A quick search for “IT maturity models” on Google produces over 4 million results. Finding the right maturity model is about as useful as searching through the millions of records looking for a single actionable process to achieve IT maturity.
IT maturity models, maturity curves, and capability models all attempt to find your location on a map. The models do identify your location, but the effectiveness of these models is akin to a waypoint or dot placed on a white piece of paper. The model’s methodology is, of course, proven by increased corporate adoption. However, this doesn’t prove or qualify fitness-for-purpose and more closely resembles website clicks, not engagement. Sure, it’s good to know 1,000 companies clicked on that link—but how does that really matter?

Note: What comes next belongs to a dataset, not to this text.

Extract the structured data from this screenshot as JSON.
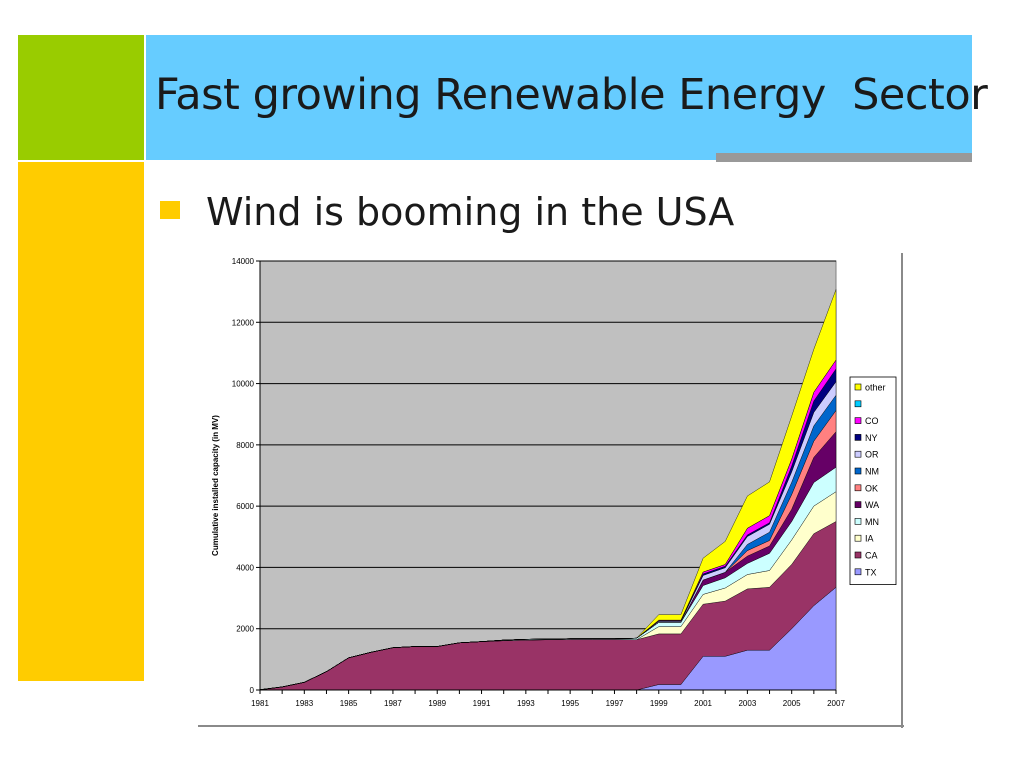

Our challenge as executives is to outline steps to improve strategic alignment, which we define as the process and result of linking an organization’s structure and resources with its strategy and environment.
Strategic alignment
The MIT Center for Information Systems Research published a strategic alignment model (SAM) titled, The Strategic Alignment: A Framework for Strategic Information Technology Management.
In its simplest form, the strategic alignment model has four components (abridged for brevity):
- Business strategy
- Information-technology strategy
- Organizational processes
- Information systems and infrastructure processes
These components can be summarized as the finite resources of every organization: time, people, finance, and individual and organizational capabilities. Strategic alignment doesn’t care about IT-to-business alignment or IT maturity curves. Alignment is about reducing uncertainly regarding the future. It helps leaders grasp challenges and opportunities for the future business environment. Successful leaders leverage organizational strengths against external threats. To do this efficiently, we must have internal agreement on our strategy.
Who’s the driver?
The essence of strategic alignment can be condensed into a single question: “Is the organization following a business strategy or an IT strategy?” We have dual polarities that need to converge. On one side, we have technologies that aren’t involved in business strategy and, on the other, we have business leaders who aren’t participating in the technological strategy. Both roles need to integrate decision making for more effective outcomes.

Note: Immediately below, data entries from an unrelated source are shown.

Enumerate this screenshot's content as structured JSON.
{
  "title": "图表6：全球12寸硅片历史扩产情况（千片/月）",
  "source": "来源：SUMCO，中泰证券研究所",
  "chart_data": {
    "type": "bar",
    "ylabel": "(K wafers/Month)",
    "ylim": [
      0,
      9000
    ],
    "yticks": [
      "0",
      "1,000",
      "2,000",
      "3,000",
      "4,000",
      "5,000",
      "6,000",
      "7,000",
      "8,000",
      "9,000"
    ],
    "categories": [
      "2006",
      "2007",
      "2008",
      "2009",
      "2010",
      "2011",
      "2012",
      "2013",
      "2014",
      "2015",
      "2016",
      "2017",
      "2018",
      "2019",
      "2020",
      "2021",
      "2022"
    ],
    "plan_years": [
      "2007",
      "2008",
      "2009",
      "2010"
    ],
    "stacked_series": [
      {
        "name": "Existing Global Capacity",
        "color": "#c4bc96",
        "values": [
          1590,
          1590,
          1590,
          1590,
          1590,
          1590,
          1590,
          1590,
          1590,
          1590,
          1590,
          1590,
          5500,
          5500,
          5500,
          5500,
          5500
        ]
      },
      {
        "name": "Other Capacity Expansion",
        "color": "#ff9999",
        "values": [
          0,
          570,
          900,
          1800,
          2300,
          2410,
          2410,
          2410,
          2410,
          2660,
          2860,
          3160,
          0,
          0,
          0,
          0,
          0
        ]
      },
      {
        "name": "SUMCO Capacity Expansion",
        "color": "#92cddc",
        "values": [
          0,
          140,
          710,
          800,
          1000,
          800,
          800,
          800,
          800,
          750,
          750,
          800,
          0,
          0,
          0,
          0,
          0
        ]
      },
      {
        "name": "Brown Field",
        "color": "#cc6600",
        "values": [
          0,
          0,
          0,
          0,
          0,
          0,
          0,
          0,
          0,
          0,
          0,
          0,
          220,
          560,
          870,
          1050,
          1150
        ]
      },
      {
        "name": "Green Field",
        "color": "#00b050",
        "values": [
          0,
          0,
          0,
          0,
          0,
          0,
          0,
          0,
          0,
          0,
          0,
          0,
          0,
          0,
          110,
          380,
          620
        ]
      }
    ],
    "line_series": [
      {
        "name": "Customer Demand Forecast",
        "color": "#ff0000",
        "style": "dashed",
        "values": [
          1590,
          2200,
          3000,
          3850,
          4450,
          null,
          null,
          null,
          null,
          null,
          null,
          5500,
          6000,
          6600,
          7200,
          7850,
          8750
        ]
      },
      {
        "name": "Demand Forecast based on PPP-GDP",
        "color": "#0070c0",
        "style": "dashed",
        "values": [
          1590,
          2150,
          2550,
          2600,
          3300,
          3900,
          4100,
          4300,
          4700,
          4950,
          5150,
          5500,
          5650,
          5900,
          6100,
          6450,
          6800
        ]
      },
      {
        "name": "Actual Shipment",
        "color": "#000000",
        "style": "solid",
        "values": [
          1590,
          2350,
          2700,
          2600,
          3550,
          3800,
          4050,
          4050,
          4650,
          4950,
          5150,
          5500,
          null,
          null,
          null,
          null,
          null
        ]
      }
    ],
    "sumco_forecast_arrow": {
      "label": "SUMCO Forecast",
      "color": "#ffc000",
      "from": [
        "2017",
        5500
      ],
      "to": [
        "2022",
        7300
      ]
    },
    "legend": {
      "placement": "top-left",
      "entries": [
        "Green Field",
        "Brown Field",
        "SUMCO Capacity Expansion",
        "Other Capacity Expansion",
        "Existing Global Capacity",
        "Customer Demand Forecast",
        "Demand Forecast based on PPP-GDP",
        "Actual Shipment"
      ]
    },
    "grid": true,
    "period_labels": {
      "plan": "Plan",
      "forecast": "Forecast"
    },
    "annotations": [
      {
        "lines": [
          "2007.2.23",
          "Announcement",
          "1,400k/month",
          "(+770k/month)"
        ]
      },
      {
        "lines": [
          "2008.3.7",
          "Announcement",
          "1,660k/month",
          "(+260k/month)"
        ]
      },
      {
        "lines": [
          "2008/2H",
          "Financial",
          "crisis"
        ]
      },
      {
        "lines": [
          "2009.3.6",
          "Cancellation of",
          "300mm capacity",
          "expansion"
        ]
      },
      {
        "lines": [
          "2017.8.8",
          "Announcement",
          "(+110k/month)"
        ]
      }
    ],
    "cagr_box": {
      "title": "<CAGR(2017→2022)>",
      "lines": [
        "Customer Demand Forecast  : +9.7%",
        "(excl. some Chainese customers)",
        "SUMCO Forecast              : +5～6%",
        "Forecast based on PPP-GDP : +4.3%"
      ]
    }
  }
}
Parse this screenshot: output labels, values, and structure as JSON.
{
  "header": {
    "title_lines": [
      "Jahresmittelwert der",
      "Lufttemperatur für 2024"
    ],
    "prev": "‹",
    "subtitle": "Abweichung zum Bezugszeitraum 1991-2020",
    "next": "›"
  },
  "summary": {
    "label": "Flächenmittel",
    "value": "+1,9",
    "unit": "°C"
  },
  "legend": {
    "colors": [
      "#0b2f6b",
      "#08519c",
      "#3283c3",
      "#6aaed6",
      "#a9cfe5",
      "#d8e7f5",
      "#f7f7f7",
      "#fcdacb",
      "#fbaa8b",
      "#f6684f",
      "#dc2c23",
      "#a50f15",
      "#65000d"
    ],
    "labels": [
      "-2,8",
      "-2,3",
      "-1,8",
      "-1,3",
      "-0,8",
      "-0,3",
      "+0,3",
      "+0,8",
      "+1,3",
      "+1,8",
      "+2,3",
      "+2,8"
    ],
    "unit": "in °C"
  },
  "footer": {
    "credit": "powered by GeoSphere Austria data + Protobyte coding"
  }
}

Four criteria make up the levers of strategic alignment:
- Communications
- Partnership
- Skills
- Governance
Communication broadcasts transformation across the organization to establish a mutual understanding among stakeholders. IT has an obligation to make the criticality of IT decisions more transparent and digestible for business partners. Likewise, business partners must help improve the understanding of businesses by IT.

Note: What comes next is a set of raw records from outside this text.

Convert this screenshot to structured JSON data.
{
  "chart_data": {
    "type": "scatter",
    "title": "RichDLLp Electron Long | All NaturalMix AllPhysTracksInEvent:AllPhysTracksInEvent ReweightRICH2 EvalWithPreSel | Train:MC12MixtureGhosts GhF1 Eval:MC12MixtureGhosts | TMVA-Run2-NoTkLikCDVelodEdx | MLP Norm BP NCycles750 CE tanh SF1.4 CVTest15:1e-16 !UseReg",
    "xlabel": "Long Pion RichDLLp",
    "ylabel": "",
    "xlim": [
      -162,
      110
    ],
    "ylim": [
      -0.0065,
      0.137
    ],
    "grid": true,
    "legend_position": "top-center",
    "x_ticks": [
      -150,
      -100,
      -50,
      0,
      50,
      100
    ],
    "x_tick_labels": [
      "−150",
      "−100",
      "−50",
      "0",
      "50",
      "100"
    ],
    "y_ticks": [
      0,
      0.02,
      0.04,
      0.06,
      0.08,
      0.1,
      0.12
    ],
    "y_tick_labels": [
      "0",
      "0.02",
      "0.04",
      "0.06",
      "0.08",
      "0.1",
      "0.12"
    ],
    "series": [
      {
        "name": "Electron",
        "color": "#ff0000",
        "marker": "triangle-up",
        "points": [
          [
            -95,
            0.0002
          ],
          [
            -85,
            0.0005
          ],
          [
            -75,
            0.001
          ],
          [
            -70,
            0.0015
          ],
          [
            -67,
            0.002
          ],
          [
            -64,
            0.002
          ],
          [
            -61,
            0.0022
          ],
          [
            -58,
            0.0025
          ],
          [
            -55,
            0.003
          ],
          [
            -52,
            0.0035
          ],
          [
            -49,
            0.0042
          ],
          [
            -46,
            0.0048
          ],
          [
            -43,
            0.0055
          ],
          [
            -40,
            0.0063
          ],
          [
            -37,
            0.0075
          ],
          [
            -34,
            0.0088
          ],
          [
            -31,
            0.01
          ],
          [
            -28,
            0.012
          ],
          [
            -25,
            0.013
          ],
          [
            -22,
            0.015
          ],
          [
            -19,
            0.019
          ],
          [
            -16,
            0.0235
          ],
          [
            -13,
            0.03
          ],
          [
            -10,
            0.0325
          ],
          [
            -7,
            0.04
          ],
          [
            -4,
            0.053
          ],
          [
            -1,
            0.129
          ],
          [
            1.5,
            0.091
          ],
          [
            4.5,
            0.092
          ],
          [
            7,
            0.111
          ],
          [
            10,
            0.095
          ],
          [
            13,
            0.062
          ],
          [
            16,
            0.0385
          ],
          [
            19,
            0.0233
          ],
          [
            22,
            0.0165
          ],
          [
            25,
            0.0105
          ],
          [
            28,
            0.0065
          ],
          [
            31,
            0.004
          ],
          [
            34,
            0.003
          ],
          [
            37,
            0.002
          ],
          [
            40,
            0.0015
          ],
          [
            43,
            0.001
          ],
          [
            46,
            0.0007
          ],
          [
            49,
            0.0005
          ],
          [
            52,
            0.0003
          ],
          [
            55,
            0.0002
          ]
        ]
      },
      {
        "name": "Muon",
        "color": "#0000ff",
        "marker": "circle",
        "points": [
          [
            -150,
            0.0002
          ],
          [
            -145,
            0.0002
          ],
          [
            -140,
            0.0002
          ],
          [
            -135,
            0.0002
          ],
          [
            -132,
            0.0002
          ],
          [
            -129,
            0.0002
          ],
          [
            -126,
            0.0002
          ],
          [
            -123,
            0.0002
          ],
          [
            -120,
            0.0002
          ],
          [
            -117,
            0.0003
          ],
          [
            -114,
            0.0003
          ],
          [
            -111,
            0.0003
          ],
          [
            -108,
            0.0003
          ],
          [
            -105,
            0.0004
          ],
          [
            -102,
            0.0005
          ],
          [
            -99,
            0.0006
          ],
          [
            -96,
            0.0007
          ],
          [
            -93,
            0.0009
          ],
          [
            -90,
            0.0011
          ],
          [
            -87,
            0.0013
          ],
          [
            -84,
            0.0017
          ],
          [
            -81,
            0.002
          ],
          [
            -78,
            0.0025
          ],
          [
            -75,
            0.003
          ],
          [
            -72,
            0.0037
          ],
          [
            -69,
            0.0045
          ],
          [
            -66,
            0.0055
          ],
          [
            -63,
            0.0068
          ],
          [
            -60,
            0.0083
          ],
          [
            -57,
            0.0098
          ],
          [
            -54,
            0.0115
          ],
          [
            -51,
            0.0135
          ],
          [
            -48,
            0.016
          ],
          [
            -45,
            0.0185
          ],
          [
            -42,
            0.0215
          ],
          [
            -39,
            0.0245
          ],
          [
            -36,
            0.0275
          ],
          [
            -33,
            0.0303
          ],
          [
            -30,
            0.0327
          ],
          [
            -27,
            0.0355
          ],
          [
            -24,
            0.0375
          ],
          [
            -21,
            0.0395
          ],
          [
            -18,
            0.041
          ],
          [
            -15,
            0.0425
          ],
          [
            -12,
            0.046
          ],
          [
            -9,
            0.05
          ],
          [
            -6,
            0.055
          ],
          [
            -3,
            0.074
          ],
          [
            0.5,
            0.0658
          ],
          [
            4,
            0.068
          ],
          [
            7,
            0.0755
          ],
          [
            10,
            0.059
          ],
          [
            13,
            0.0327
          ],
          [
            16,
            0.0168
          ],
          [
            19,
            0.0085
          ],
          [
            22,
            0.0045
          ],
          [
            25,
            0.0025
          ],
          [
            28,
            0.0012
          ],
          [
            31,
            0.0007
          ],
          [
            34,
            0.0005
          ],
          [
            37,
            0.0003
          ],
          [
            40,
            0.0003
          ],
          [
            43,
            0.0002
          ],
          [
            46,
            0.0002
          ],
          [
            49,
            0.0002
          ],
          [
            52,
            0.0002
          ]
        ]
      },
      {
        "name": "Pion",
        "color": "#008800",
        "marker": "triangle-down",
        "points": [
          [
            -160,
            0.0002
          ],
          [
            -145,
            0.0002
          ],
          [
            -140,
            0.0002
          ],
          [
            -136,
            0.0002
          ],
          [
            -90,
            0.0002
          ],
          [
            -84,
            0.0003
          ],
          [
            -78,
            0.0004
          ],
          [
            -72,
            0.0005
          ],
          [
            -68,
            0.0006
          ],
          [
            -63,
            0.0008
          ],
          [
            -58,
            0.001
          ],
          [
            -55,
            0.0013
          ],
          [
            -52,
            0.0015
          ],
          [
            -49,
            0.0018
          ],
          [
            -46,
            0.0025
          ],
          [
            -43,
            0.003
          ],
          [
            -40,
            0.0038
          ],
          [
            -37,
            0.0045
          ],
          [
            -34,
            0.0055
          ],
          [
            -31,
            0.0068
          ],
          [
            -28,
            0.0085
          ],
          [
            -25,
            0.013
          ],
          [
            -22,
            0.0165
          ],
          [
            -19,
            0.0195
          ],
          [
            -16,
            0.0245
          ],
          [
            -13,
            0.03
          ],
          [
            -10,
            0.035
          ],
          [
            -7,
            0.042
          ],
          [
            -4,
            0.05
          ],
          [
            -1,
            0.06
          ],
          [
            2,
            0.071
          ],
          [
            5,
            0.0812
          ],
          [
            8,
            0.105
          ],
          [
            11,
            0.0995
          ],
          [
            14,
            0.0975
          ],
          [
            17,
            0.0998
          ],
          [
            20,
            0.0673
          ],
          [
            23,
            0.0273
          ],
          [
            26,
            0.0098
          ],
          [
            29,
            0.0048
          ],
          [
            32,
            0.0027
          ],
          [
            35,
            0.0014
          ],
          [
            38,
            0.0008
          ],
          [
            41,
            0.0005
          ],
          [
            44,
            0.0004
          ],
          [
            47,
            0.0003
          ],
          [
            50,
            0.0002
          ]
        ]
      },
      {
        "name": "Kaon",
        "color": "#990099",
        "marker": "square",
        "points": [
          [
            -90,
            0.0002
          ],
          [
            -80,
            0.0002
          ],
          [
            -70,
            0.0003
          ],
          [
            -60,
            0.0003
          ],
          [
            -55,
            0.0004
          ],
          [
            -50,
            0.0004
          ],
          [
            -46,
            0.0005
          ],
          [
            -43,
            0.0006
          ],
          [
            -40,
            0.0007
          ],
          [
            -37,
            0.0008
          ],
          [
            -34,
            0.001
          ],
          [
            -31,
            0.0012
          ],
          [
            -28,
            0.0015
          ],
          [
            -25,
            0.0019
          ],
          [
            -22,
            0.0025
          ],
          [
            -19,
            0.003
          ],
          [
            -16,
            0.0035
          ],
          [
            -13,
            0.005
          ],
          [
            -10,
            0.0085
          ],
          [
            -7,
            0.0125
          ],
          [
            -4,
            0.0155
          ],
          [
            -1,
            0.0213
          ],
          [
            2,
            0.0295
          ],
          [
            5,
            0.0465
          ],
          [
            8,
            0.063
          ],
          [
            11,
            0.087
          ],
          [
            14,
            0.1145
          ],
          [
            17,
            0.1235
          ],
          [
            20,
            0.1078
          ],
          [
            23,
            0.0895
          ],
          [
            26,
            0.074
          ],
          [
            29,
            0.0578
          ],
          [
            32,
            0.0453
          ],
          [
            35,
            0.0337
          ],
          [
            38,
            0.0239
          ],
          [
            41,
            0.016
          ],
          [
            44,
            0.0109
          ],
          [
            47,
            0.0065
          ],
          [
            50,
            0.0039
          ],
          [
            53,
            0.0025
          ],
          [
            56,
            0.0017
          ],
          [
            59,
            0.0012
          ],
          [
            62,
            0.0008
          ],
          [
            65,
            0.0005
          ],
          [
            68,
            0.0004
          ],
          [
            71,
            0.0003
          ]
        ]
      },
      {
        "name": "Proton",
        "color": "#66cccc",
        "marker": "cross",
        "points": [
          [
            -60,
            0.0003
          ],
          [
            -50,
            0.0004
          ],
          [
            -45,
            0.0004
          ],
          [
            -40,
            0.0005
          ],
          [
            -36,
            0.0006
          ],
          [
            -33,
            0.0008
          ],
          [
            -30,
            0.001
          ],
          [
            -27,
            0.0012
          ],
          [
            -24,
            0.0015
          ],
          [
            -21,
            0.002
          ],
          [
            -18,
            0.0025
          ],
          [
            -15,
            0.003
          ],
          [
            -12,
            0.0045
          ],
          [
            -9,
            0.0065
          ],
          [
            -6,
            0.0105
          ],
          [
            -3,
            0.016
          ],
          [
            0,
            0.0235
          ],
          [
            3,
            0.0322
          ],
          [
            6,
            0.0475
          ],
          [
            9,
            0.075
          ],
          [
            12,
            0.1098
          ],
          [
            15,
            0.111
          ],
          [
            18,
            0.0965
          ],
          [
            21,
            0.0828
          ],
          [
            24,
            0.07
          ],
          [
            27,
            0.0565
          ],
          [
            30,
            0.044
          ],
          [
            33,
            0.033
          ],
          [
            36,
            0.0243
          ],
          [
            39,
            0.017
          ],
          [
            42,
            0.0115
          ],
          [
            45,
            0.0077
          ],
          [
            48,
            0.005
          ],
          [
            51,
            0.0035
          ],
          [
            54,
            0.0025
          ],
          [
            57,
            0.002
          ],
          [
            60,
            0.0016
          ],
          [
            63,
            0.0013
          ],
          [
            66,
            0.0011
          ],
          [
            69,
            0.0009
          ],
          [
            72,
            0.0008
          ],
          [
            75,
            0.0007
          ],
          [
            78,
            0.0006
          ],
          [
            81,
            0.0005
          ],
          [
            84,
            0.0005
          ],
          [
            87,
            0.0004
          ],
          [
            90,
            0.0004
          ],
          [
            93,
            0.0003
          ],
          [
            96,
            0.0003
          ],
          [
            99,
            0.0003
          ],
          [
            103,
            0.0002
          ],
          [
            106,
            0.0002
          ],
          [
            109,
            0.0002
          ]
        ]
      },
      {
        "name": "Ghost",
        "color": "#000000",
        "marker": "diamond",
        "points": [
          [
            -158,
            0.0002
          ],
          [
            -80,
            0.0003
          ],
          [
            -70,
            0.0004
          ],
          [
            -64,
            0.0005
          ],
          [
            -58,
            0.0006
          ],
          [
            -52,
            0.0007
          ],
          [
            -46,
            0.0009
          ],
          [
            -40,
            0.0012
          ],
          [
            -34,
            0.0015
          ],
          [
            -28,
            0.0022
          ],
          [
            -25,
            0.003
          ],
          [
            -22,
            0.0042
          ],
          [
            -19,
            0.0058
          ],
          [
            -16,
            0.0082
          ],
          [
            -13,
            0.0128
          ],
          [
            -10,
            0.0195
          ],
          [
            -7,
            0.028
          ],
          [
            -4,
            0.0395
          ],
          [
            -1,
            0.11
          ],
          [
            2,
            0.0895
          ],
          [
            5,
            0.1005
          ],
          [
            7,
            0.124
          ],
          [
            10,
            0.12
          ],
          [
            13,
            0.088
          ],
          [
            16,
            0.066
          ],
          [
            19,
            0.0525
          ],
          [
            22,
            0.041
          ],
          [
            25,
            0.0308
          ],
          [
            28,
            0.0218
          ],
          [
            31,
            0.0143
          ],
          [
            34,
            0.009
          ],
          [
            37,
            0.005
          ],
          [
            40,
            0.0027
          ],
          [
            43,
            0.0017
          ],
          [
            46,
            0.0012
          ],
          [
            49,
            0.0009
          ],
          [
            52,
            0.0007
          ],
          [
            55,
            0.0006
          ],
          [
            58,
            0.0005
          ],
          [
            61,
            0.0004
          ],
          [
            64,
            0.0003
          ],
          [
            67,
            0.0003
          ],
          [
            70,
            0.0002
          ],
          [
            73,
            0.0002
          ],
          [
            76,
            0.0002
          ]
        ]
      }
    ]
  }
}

Partnerships establish shared goals and objectives for measuring outcomes. This mutual understanding increases business awareness of IT and pulls IT into more of the strategic business-planning processes.
Skills are defined competencies that are individually and organizationally required for achieving outcomes. This perspective isn’t only retrospective or focused on today’s requirements but also prospective, asking what future skills are necessary.
Governance integrates business and IT planning. We move the needle from the cost-containment aspect of IT to the revenue-generating entity. By involving IT in business planning, IT can prepare for future capabilities that currently aren’t supported.
Questioning strategic alignment
When you think of strategic alignment, what comes to mind? Do you find yourself looking at a recent PowerPoint deck with an illustration of the future business model? Do you think about a vision communicated by a single leader? If you do, you’re not alone.
What if, when the words “strategic alignment” are mentioned, you envision a dynamic discussion of leaders with a combination of business and IT capability knowledge working together to define a future state? After all, that’s what we’re driving toward—a unified model for change that ensures adoption and maximizes customer value.
Leaders must be aligned with strategic change in an organization. Strategic alignment removes common barriers to transformation. Achieving strategic alignment defines your processes to ensure the greatest customer benefit from organizational knowledge. Successful adoption of strategic alignment begins at the top. Forget about dots on a maturity map and concentrate instead on fostering communication, building partnerships, growing skills, and establishing governance.